Semua peraturan di atas berada di bawah kekuasaan MUI. Bila Komisi Fatwa MUI menolak mengeluarkan Fatwa Halal, Pemerintah tidak berdaya. Implikasinya, Pemerintah lemah di hadapan MUI, tidak memiliki posisi tawar, karena sudah ‘menjual’ otoritas pemberlakuan UU ini kepada MUI. Dengan begitu sebenarnya secara etis-politis, Pemerintah sudah membagi kekuasaan dengan MUI. Pembagian kekuasaan ini mengindikasikan kelemahan Pemerintah di hadapan MUI.
Membagi kekuasaan menimbulkan dualisme kekuasaan ditubuh republik ini. Hal ini tentu saja menimbulkan masalah serius. Sebagaimana tubuh organis individu normal hanya dapat dipimpin oleh satu “brain”, tubuh bangsa juga tidak dapat dipimpin dua “brain”. Bangsa ini sedang berada di ujung tanduk bila disetir oleh dua pengemudi. Kepada siapakah warga Indonesia harus tunduk?

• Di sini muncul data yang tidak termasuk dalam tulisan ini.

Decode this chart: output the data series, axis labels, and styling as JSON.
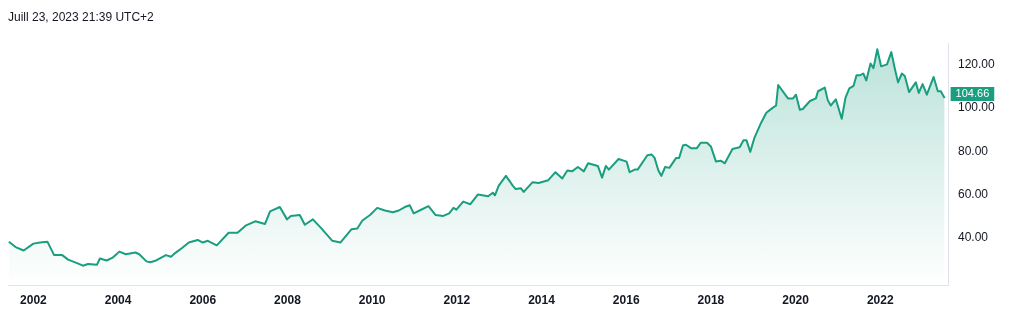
{
  "chart_data": {
    "type": "area",
    "annotations": [
      "Juill 23, 2023 21:39 UTC+2",
      {
        "text": "104.66",
        "x": 2023.52,
        "y": 104.66
      }
    ],
    "x": [
      2001.42,
      2001.58,
      2001.77,
      2002.0,
      2002.16,
      2002.33,
      2002.49,
      2002.68,
      2002.82,
      2003.03,
      2003.17,
      2003.29,
      2003.5,
      2003.57,
      2003.73,
      2003.87,
      2004.03,
      2004.18,
      2004.41,
      2004.5,
      2004.67,
      2004.76,
      2004.9,
      2005.13,
      2005.25,
      2005.34,
      2005.51,
      2005.67,
      2005.88,
      2006.0,
      2006.12,
      2006.33,
      2006.61,
      2006.82,
      2007.01,
      2007.24,
      2007.47,
      2007.59,
      2007.82,
      2007.99,
      2008.08,
      2008.29,
      2008.41,
      2008.6,
      2008.78,
      2009.06,
      2009.25,
      2009.51,
      2009.65,
      2009.77,
      2009.95,
      2010.12,
      2010.3,
      2010.49,
      2010.63,
      2010.77,
      2010.89,
      2010.98,
      2011.12,
      2011.33,
      2011.5,
      2011.68,
      2011.82,
      2011.92,
      2011.99,
      2012.15,
      2012.32,
      2012.5,
      2012.74,
      2012.85,
      2012.9,
      2012.99,
      2013.16,
      2013.32,
      2013.39,
      2013.51,
      2013.58,
      2013.79,
      2013.93,
      2014.16,
      2014.33,
      2014.49,
      2014.61,
      2014.72,
      2014.86,
      2015.0,
      2015.1,
      2015.33,
      2015.43,
      2015.52,
      2015.59,
      2015.82,
      2016.01,
      2016.08,
      2016.2,
      2016.27,
      2016.5,
      2016.6,
      2016.67,
      2016.76,
      2016.83,
      2016.92,
      2017.02,
      2017.18,
      2017.25,
      2017.34,
      2017.41,
      2017.53,
      2017.67,
      2017.76,
      2017.91,
      2018.0,
      2018.12,
      2018.23,
      2018.33,
      2018.51,
      2018.68,
      2018.77,
      2018.84,
      2018.93,
      2019.03,
      2019.19,
      2019.31,
      2019.45,
      2019.54,
      2019.59,
      2019.82,
      2019.94,
      2020.01,
      2020.1,
      2020.17,
      2020.34,
      2020.48,
      2020.53,
      2020.69,
      2020.76,
      2020.83,
      2020.95,
      2021.09,
      2021.18,
      2021.27,
      2021.37,
      2021.44,
      2021.53,
      2021.6,
      2021.67,
      2021.77,
      2021.84,
      2021.93,
      2022.02,
      2022.16,
      2022.26,
      2022.35,
      2022.42,
      2022.51,
      2022.58,
      2022.68,
      2022.84,
      2022.91,
      2023.0,
      2023.1,
      2023.26,
      2023.36,
      2023.43,
      2023.52
    ],
    "series": [
      {
        "color": "#1a9e80",
        "values": [
          38.3,
          35.8,
          34.2,
          37.4,
          37.9,
          38.3,
          32.1,
          32.1,
          30.0,
          28.4,
          27.2,
          28.0,
          27.6,
          30.5,
          29.6,
          30.9,
          33.7,
          32.5,
          33.3,
          32.5,
          29.2,
          28.8,
          29.6,
          32.1,
          31.3,
          32.9,
          35.4,
          37.9,
          39.1,
          37.9,
          38.7,
          36.6,
          42.4,
          42.4,
          45.7,
          47.7,
          46.5,
          52.3,
          54.3,
          48.6,
          50.2,
          50.6,
          46.1,
          48.6,
          44.9,
          38.7,
          37.9,
          44.0,
          44.4,
          48.1,
          50.6,
          53.9,
          52.7,
          51.9,
          52.7,
          54.3,
          55.1,
          51.4,
          52.7,
          54.7,
          50.6,
          50.2,
          51.4,
          53.9,
          53.1,
          56.8,
          55.6,
          60.1,
          59.3,
          60.9,
          59.7,
          64.2,
          68.7,
          64.2,
          62.6,
          63.0,
          61.3,
          65.8,
          65.4,
          66.7,
          70.4,
          67.5,
          71.2,
          70.8,
          72.8,
          70.8,
          74.5,
          73.3,
          67.9,
          73.3,
          71.6,
          76.5,
          75.3,
          70.4,
          71.6,
          71.6,
          78.2,
          78.6,
          77.0,
          71.2,
          68.7,
          72.8,
          72.4,
          77.0,
          77.0,
          82.7,
          83.1,
          81.5,
          81.5,
          84.0,
          84.0,
          82.3,
          75.3,
          75.7,
          74.5,
          81.1,
          81.9,
          85.2,
          85.2,
          79.8,
          86.4,
          93.4,
          97.9,
          100.0,
          101.2,
          110.7,
          104.5,
          104.5,
          106.2,
          99.2,
          99.6,
          103.3,
          104.5,
          107.8,
          109.5,
          103.7,
          101.2,
          104.1,
          95.1,
          104.9,
          109.1,
          110.3,
          115.2,
          115.2,
          116.0,
          112.8,
          120.6,
          118.5,
          127.2,
          119.3,
          120.2,
          125.9,
          117.7,
          111.9,
          116.0,
          114.8,
          107.4,
          111.9,
          107.0,
          111.1,
          106.2,
          114.4,
          107.8,
          107.8,
          104.66
        ]
      }
    ],
    "xlim": [
      2001.4,
      2023.6
    ],
    "xticks": [
      2002,
      2004,
      2006,
      2008,
      2010,
      2012,
      2014,
      2016,
      2018,
      2020,
      2022
    ],
    "ylim": [
      18,
      130
    ],
    "yticks": [
      {
        "value": 40,
        "label": "40.00"
      },
      {
        "value": 60,
        "label": "60.00"
      },
      {
        "value": 80,
        "label": "80.00"
      },
      {
        "value": 100,
        "label": "100.00"
      },
      {
        "value": 120,
        "label": "120.00"
      }
    ],
    "marker": "none",
    "line_style": "solid"
  }
}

Seharusnya sudah jelas, sejak awal negara ini didirikan sebagai bangsa yang ber-Tuhan, bukan negara agama. Kalau UU Nomor 33 Tahun 2014 malah membingungkan warga, mencegah jalan menuju imunitas bersama yang dapat membantu segenap bangsa Indonesia menuju kesejahteraan umum, produk UU ini terindikasi inkonstitusional. Pemerintah dan lembaga legislatif sebaiknya duduk bersama untuk review UU Nomor 33 Tahun 2014.
Pembukaan UUD 1945 mengamanahkan pemerintah negara dibangun untuk membawa segenap bangsa Indonesia menuju kesejahteraan umum. Jadi, bila terdapat produk hukum tertentu yang menghalangi tujuan mulia ini, UU tersebut seharusnya tidak sahih untuk mengikat secara definitif setiap warga. Bila UU Nomor 33 Tahun 2014 tidak memberikan Pemerintah kemerdekaan dan kedaulatan untuk memutuskan, tidak adil terhadap segenap warga, dan merintangi jalan menuju kemakmuran nasional, UU ini harus dicabut.